In the case of multi-homed CE to multiple PEs running multi-chassis lag between them, it’s possible that only one PE learns the MAC addresses due to the nature of hashing. This means that only the PE learning the MAC will advertise it to remote PEs even though there is more than one PE attached to the same segment. This behavior prevents load balancing to the CE.
In order to overcome this shortcoming, aliasing was introduced. Aliasing allows a PE to signal that it has reachability to a given Ethernet segment for a given EVI even though it hasn’t learnt any MAC address on that given EVI/ES. The Ethernet A-D route used in this case is per EVI, which is different than the Ethernet A-D route per ES.
One prerequisite to using the aliasing label advertised by the Ethernet A-D per EVI is that an Ethernet route per ES route should exist.
3) Inclusive Multicast Route:
When sending BUM frames, PEs can use ingress replication, P2MP or MP2MP (mLDP) LSPs.
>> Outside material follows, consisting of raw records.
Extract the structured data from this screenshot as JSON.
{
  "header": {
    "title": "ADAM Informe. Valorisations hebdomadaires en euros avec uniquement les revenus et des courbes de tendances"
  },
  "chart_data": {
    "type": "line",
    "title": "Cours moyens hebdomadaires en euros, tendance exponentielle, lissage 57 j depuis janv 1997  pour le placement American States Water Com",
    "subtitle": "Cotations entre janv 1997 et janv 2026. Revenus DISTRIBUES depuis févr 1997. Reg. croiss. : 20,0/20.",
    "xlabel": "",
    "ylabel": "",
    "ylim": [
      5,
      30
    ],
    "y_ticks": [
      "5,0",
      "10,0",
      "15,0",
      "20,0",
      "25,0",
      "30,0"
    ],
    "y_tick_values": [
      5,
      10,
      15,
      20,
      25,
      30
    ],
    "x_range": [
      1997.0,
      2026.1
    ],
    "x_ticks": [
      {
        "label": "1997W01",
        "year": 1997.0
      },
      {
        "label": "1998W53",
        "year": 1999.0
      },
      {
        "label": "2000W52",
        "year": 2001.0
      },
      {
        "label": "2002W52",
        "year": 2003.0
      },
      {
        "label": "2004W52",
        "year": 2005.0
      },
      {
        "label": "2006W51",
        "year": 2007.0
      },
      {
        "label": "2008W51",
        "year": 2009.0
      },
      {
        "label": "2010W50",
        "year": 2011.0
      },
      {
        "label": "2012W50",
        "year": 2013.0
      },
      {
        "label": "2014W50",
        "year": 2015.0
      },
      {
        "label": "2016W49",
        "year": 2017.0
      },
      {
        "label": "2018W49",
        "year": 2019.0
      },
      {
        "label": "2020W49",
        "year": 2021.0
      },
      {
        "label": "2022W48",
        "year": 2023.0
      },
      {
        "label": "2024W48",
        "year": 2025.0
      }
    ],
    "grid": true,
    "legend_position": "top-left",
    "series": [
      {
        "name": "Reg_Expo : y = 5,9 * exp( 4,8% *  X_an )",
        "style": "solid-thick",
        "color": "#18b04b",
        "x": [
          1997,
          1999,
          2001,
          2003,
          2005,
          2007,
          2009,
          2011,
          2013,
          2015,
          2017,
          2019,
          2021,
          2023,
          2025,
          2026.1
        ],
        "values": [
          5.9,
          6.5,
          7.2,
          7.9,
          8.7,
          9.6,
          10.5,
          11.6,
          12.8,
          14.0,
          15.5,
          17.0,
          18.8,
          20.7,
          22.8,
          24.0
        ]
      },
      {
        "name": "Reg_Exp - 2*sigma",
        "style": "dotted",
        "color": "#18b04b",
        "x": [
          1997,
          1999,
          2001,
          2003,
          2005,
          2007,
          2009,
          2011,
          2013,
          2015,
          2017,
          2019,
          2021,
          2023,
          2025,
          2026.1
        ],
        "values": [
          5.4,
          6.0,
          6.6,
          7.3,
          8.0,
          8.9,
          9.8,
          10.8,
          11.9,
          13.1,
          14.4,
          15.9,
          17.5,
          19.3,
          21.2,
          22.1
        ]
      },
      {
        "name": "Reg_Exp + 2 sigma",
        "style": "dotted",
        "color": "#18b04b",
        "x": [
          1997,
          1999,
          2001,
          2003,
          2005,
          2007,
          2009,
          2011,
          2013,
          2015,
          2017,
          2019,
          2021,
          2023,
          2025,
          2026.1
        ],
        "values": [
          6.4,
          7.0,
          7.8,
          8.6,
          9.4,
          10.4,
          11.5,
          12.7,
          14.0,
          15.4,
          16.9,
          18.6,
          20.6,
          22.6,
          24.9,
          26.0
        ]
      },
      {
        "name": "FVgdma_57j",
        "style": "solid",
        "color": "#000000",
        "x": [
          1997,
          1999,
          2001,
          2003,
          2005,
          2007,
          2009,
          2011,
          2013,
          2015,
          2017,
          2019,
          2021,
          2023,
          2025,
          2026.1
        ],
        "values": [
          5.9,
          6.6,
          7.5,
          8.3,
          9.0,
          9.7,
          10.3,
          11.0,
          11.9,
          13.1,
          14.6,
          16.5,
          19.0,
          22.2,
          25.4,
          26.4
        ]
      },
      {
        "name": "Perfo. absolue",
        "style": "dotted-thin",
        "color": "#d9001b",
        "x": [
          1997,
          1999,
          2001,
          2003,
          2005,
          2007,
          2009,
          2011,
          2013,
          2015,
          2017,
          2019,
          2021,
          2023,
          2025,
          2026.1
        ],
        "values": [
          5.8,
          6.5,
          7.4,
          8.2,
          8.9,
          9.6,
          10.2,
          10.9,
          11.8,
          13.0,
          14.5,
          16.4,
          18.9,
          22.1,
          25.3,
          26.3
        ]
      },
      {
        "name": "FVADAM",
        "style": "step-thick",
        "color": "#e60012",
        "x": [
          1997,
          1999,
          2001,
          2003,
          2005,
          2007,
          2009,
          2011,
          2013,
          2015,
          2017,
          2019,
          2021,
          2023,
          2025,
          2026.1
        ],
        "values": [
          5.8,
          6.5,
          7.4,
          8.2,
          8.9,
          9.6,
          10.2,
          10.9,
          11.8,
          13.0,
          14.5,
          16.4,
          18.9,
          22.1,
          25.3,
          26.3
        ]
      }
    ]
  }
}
I am going to focus only on ingress replication and save the other two for later.
Every PE participating in an EVI will advertises its mcast labels during its startup sequence via Inclusive Multicast routes. Inclusive Multicast routes are BGP route type 3. Once a PE has received mcast routes from all the other PEs and a BUM frame arrives, the PE will do ingress replication by attaching the respective PEs mcast label.
In the above diagram, PE2 (label 16001) and PE3 (label 16006) advertise their multicast label to PE1. When PE1 receives a broadcast packet, it adds the mcast label 16001+ the label to reach PE3 and sends the packet to PE3. PE1 also forwards the packet to PE2 by adding the ESI label + label 16006+ label to reach PE2. PE3 receives the packet and sees the mcast label; it treats the packet as a BUM frame. When PE2 receives the packet, it notices the ESI label which was advertised as part of Ethernet A-D route and drops the packet.
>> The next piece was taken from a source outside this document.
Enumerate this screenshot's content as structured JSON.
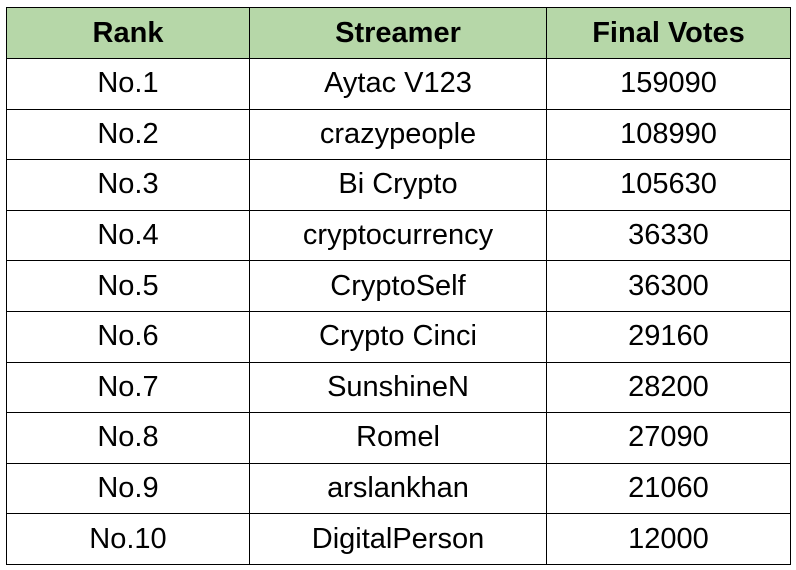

Below is an output of a sample inclusive multicast route from Cisco’s PBB EVPN implementation.
Below is a detailed output of an inclusive multicast route and mcast labels advertised by PEs
4) Mac Advertisement Route:
And finally, we have MAC advertisement routes, which are responsible for advertising MAC address reachability via MP-BGP to all other PEs in a given EVPN instance. MAC Advertisement routes are type 2 routes.
In Fig. 9, you can see learning between PE-CE is still in the data plane. Once PE1 learns MAC M1, it advertises it to the other PEs through BGP NLRI using MAC advertising route. BGP MAC advertisement route contains RD, ESI (which could be zero or non-zero value for multi-homed cases), MAC address, MPLS label associated with MAC, and the IP address field, which is optional.
Similar to IP world we have different EVPN label allocation modes.
Per EVI label assignment:
This is similar to Per-VRF label allocation mode in the IP world. A PE advertises single EVPN label for all the MAC addresses in a given EVI instance. Obviously this is the most conservative way of allocating labels, and the tradeoff is similar to Per-VRF label assignment. This method requires an additional lookup on the egress PE.
Per MAC address label assignment:
This is similar to per-prefix label allocation mode in IP. A PE advertises unique EVPN labels for every MAC address. This is the most liberal way of allocating labels and the tradeoff is memory consumption and the possibility of running out label space.
Per <ESI,Ethernet Tag> assignment:
In this case, the PE advertises a unique EVPN label per <esi,ethernet tag>. There is some similarity to per CE label allocation mode in IP. In Per-CE label allocation mode, a unique VPN label is assigned to each BGP next-hop. Similar to Per-CE label allocation, Per <esi,ethernet tag> gives us a middle ground by avoiding an additional lookup while conserving label space at the same time.
EVPN seems to be a promising technology and has created lot of interest in the industry. It’s a next generation L2VPN solution based on BGP MAC routing that alleviates current L2VPN limitations around redundancy, multicast optimization, provisioning and simplicity.